4-H agent Allison Perkins said she, too, “couldn’t be more happy or prouder of Sawyer and Lucy’s accomplishments.”
 
“Sawyer has been working and training her horse at home and under the guidance and assistance of Blake Carney,” she said. “To work with your horse at home takes commitment and skill of the exhibitor. With the guidance of Blake, she was able to have a successful show season.”
 
During the series of three horse shows, Sawyer and her Paint Bay participated in six of the eight 4-H classes at each show for a total of 18 classes.
 
“Each day, awards were given for Daily High Point, which Sawyer received in the 4-H division at all three shows,” Perkins said. “At the last show, Series Champions were awarded for each class — belt buckles. Sawyer and Lucy were Series Champions in 4-H Showmanship, 4-H Hunter Under Saddle, 4-H Equitation, 4-H Trail and 4-H Western Pleasure – five of the six classes in the 4-H division. The Series High Point award was a saddle, which Sawyer won in the 4-H division.”
 
The young equestrian, who attends Woodland High School and the Bartow County College and Career Academy, said it “felt amazing hearing my name called for first place” for the series.
 
“I couldn’t have done it without all the love and support from my family and friends at Carney Performance Horses,” she said.
 
Perkins said she thinks it’s “wonderful that GQHA is supportive of 4-H and offers 4-H classes during their shows.”
 
“This was really exciting,” she said. “I have not had a 4-H’er achieve this level of success in association shows in their 4-H classes.”
 
Two other aspects of the competition made the victory even sweeter for the Cofields.
 
“This accomplishment is extra-special because Lucy is 20 years old, and we plan to retire her after our championship show in Perry, Georgia, on Labor Day weekend,” Mrs.
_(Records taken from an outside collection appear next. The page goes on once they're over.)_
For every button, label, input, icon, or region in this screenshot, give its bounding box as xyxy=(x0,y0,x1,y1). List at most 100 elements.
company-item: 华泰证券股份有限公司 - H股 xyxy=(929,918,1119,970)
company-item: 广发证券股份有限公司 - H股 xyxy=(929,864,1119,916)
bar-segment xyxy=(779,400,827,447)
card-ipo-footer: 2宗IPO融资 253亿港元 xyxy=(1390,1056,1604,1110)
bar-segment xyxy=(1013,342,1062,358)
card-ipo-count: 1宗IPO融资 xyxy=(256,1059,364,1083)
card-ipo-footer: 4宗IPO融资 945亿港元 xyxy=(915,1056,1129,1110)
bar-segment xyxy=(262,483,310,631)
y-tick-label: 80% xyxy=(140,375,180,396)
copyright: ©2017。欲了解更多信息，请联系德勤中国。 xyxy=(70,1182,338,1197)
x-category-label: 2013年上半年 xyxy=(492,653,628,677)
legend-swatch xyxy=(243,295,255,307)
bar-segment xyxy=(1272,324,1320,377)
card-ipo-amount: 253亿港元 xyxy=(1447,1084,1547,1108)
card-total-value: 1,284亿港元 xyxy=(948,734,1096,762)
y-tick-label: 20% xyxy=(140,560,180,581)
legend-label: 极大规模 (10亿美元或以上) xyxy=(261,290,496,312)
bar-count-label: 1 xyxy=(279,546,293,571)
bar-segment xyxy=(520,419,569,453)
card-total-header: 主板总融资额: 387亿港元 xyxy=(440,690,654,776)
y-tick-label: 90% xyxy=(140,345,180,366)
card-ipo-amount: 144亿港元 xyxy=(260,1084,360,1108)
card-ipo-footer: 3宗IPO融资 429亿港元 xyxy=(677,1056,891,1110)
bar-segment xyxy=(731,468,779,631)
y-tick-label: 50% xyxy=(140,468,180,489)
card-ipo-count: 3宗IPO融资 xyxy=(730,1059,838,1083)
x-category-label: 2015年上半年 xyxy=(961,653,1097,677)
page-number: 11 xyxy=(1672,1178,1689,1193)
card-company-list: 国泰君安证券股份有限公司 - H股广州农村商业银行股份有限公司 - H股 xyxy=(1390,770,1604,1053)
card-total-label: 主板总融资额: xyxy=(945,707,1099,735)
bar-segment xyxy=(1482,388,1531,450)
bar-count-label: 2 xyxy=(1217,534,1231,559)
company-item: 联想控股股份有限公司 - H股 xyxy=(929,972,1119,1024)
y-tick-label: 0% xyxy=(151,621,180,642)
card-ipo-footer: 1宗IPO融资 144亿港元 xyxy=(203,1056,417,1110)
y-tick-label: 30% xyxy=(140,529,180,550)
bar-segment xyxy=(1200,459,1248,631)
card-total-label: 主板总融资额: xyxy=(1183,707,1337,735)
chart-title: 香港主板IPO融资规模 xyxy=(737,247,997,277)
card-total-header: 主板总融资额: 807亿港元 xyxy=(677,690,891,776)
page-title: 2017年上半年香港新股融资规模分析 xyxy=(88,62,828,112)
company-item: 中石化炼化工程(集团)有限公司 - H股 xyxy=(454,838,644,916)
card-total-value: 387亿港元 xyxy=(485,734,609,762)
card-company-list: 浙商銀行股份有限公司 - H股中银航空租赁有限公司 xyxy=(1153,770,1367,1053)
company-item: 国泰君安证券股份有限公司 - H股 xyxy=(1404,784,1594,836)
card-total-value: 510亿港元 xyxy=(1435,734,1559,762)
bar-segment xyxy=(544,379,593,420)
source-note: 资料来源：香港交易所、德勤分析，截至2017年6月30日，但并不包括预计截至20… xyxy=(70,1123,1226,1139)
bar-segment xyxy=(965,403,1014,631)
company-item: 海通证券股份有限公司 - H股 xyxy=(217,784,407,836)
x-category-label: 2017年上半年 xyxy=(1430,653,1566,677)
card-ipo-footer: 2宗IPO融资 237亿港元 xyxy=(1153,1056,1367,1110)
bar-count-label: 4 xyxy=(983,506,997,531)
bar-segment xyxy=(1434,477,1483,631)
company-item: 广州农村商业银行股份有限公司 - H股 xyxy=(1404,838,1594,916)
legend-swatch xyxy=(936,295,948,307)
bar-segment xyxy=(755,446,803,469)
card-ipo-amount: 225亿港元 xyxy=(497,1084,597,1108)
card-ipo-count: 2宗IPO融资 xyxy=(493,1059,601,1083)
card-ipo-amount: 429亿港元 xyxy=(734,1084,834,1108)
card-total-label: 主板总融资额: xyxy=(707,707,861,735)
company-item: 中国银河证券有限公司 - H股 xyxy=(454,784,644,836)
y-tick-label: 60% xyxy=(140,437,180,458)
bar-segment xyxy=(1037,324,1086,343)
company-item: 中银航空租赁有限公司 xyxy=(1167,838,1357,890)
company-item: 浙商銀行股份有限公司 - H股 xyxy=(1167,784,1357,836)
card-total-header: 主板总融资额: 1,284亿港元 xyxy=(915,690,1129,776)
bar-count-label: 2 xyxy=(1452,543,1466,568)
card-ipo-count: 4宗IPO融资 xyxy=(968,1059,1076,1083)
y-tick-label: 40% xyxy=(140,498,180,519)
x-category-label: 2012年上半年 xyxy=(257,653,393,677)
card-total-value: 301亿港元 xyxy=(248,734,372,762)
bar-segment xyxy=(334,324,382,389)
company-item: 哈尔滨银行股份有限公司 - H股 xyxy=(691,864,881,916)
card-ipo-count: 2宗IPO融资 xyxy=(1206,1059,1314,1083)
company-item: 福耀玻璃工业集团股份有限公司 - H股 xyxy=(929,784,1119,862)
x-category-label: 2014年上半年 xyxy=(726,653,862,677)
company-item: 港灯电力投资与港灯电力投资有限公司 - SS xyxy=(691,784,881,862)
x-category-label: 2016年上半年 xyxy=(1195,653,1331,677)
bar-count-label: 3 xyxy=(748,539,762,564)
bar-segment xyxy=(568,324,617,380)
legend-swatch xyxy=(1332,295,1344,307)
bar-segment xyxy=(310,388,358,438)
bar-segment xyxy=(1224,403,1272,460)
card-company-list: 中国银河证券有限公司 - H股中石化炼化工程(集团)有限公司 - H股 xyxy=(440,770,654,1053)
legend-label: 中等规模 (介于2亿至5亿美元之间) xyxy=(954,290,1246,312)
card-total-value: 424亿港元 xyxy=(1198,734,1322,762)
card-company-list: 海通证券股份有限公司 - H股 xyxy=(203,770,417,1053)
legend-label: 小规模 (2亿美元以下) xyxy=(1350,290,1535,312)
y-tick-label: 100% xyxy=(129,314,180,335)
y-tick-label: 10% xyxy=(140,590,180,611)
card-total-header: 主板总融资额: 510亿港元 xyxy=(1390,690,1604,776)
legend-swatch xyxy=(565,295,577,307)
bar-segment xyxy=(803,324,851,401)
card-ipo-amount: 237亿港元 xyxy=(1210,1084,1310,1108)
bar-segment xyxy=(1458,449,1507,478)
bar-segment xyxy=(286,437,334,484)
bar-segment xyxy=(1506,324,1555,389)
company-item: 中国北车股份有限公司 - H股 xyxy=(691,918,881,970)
Cofield said. “It’s also neat to win the 4-H class because both our daughters [Sawyer and Greer] have benefited from Bartow County 4-H, and we believe in what 4-H represents.”
 
Sawyer, who rides daily or every other day to “ensure that my horses and I can perform to the best of our ability,” said her favorite show class is also her toughest — trail.
 
“My favorite class is trail because it’s exciting to learn all the patterns and be able to show off all kinds of difficult skills,” she said. “The hardest class for me is also trail because some of the obstacles are tough to do correctly.”
 
Living in Cartersville all her life, Sawyer said her family has “always owned horses,” but she began taking lessons and showing when she was 5.
 
“My parents met about 30 years ago at a horse boarding facility in Smyrna, Georgia, so the love of horses is in my blood,” she said, noting she got Lucy when she was 9. “My mom laid out a list of sports such as soccer, softball, piano, dance, etc., and I chose horseback riding.”